Buildly Blog

When Not to Use Coding Agents (Honest Advice From the People Building Them)

2025-11-04 · Camille Fontaine

Boundary visualization showing scope limits for autonomous agents

We build autonomous coding agents for a living. We've spent the past two years thinking about where they work well and where they fail, and the honest answer is: the boundary matters as much as the capability. An engineering team that pushes agents into the wrong work category will get bad results, draw wrong conclusions about agent reliability, and give up before finding the workflow that actually helps them.

So here's our genuine thinking on where you should not use autonomous coding agents. This isn't a disclaimer — it's practical guidance from watching what happens when teams apply them incorrectly.

Greenfield Architecture and System Design

The worst use case we've seen for autonomous agents is greenfield architecture decisions. A team is building a new service, the design space is open, and someone has the idea that the agent can figure out the right structure. It can't, at least not usefully.

The Style Graph works because there are established patterns to learn from. On a new service with no history, there are no patterns — there are only design decisions. Should this service be event-driven or request-response? Should state live in the service or in a shared database? Where are the natural seams for future decomposition? These questions require someone who understands the business domain, the team's operational capabilities, and the system's likely evolution. An agent generates a plausible answer to these questions, but plausible is the wrong bar for architecture decisions. You need reasoned.

The same applies to major refactors where the destination architecture hasn't been established. If you're migrating from a monolith to services and haven't decided where the seams are, an agent will produce a refactor that reflects some pattern it learned from the codebase — which may or may not align with where you're actually trying to go. The refactor work that agents do well is execution within a defined architecture, not figuring out what the architecture should be.

Security-Critical Logic

We do not recommend autonomous agents for security-critical code paths: authentication, authorization, cryptographic operations, input validation for sensitive data, and anything involving financial transaction integrity.

This isn't about whether agents can write syntactically correct security code — they often can. The problem is subtler. Security vulnerabilities frequently live in the gap between "code that passes tests" and "code that handles adversarial inputs correctly." That gap requires a specific mode of thinking: assuming the input is crafted by someone trying to break your system, and reasoning through every path accordingly. That kind of reasoning is not what language models do well under normal generation conditions.

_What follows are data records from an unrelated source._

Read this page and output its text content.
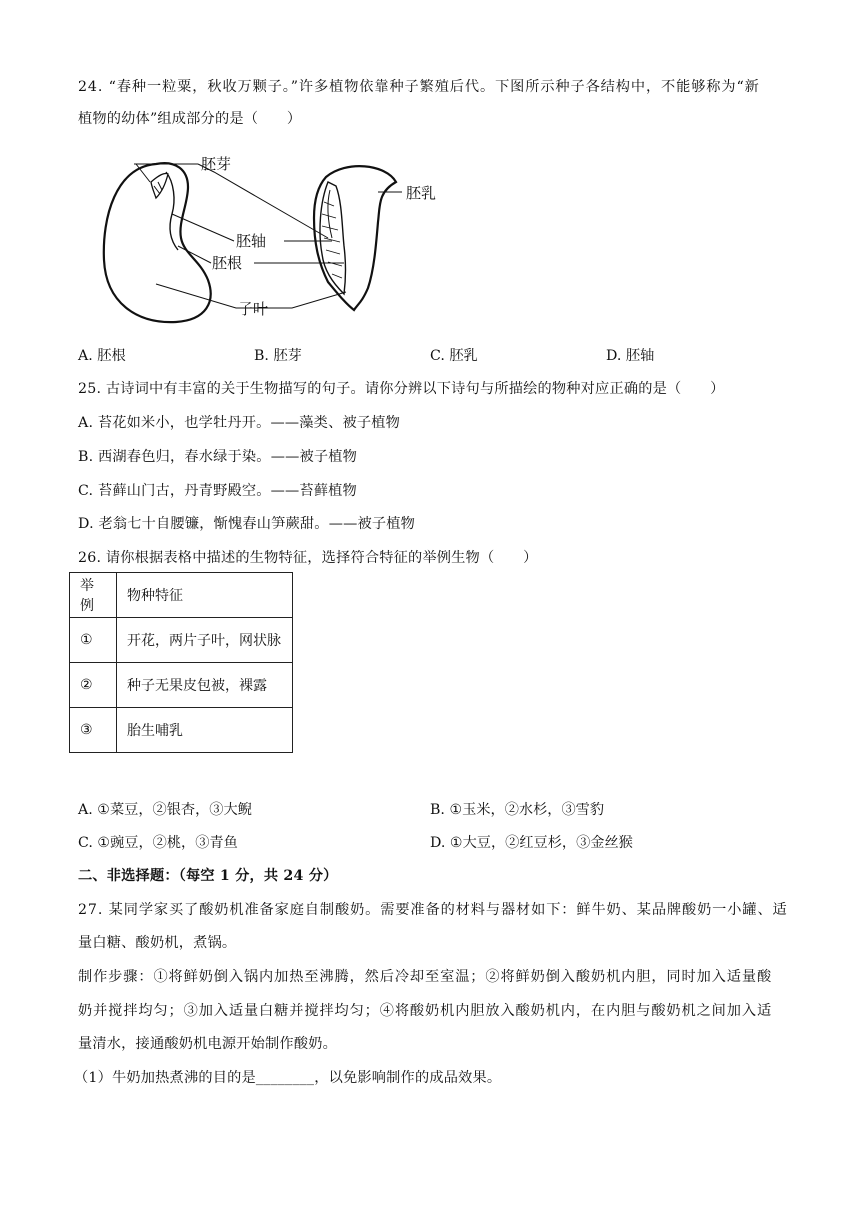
24. “春种一粒粟，秋收万颗子。”许多植物依靠种子繁殖后代。下图所示种子各结构中，不能够称为“新
植物的幼体”组成部分的是（　　）
胚芽
胚乳
胚轴
胚根
子叶
A. 胚根	B. 胚芽	C. 胚乳	D. 胚轴
25. 古诗词中有丰富的关于生物描写的句子。请你分辨以下诗句与所描绘的物种对应正确的是（　　）
A. 苔花如米小，也学牡丹开。——藻类、被子植物
B. 西湖春色归，春水绿于染。——被子植物
C. 苔藓山门古，丹青野殿空。——苔藓植物
D. 老翁七十自腰镰，惭愧春山笋蕨甜。——被子植物
26. 请你根据表格中描述的生物特征，选择符合特征的举例生物（　　）
举例	物种特征
①	开花，两片子叶，网状脉
②	种子无果皮包被，裸露
③	胎生哺乳
A. ①菜豆，②银杏，③大鲵	B. ①玉米，②水杉，③雪豹
C. ①豌豆，②桃，③青鱼	D. ①大豆，②红豆杉，③金丝猴
二、非选择题：（每空 1 分，共 24 分）
27. 某同学家买了酸奶机准备家庭自制酸奶。需要准备的材料与器材如下：鲜牛奶、某品牌酸奶一小罐、适
量白糖、酸奶机，煮锅。
制作步骤：①将鲜奶倒入锅内加热至沸腾，然后冷却至室温；②将鲜奶倒入酸奶机内胆，同时加入适量酸
奶并搅拌均匀；③加入适量白糖并搅拌均匀；④将酸奶机内胆放入酸奶机内，在内胆与酸奶机之间加入适
量清水，接通酸奶机电源开始制作酸奶。
（1）牛奶加热煮沸的目的是________，以免影响制作的成品效果。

We're not saying agents can't assist with security code — code review assistance, explaining what a pattern does, suggesting standard library usage — but the generation of novel security logic that ends up in production without expert human review is a category we actively discourage, regardless of which tool is doing the generation.

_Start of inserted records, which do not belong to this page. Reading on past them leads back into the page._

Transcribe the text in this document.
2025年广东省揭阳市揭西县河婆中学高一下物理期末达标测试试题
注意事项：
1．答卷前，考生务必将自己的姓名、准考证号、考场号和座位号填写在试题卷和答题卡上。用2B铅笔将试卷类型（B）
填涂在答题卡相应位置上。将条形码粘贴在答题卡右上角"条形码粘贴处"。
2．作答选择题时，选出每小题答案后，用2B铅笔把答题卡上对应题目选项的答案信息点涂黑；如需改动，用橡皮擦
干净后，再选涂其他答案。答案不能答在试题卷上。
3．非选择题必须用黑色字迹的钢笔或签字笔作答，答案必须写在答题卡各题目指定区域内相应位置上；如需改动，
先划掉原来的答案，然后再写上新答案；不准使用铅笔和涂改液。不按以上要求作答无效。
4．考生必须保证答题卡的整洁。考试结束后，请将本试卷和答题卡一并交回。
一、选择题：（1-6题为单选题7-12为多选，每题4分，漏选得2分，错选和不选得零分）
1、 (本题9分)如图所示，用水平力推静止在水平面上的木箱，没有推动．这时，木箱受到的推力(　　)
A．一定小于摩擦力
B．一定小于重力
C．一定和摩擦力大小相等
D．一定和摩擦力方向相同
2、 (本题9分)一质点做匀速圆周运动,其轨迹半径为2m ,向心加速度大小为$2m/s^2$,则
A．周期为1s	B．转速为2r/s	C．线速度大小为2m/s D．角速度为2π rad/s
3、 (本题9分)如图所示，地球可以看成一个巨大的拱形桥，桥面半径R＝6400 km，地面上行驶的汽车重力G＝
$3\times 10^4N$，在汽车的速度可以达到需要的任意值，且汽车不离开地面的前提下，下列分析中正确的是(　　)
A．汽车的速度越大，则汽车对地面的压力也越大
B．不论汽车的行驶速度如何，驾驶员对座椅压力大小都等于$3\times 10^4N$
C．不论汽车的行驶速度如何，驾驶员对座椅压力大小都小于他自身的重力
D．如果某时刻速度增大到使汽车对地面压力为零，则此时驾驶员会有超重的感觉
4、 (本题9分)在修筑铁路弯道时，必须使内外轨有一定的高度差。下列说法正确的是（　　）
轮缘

Anything Requiring Deep Business Domain Knowledge

This is the category that most often catches teams off guard. The agent can read your codebase and understand code patterns. It cannot understand why your business works the way it does.

Consider a financial platform where account balances must never be read and written in separate transactions — a constraint that comes from regulatory requirements, not from anything visible in the code structure. The code might have comments about it, and the Style Graph will pick those up. But a novel code path that seems unrelated to the constraint might still violate it in ways that neither the agent nor a code reviewer without domain context would notice.

The test is simple: if the correctness of the task requires understanding something about your business that isn't expressible in the codebase itself, that task requires a human who has that understanding, not an agent that can only read the code.

Exploratory Prototyping

Agents are built for tasks with clear definitions of done. The definition might live in a ticket, in a test suite, in an existing pattern — but it exists. Exploratory prototyping is different: the definition of done is "we learned something" or "we found an approach that feels right." The value is in the process of thinking, not in the output.

We've seen teams use agents for prototyping and then be surprised when the resulting code isn't educational. The agent produced something that works, but nobody on the team understands why it works or how to extend it. That's the opposite of what prototyping is for.

If you're exploring a problem space, write the code yourself. The cognitive load of implementation is part of how you develop intuition for the problem. Use agents for the scaffolding and boilerplate once you've made the exploration decisions, not as a substitute for the exploration itself.

Where the Line Actually Is

The pattern across all these cases: agents work well when there's a learnable prior for the correct behavior (the Style Graph can infer what good looks like) and when the correctness criteria are expressible in terms the agent can check (does it compile, do tests pass, does it match the existing pattern). They work poorly when correctness requires judgment that isn't derivable from prior code — business domain reasoning, adversarial thinking, architectural vision.

The practical question to ask before assigning a task to an agent: is there a senior engineer who could complete this task correctly by reading the codebase and the ticket, without needing any context that isn't in those two sources? If yes, an agent is likely a reasonable candidate. If that engineer would need a conversation with a product manager, a discussion with a domain expert, or access to regulatory documentation that isn't in the codebase, the task isn't right for autonomous generation.

The teams that get the most out of Buildly are the ones that have thought clearly about this boundary and enforced it. They don't push agents into domain-complex work hoping for the best, and they don't avoid agents for pattern-following work out of excessive caution. They've drawn the line and they apply it consistently. That discipline — knowing what to delegate and what to keep — is most of what makes agent-assisted engineering work in practice.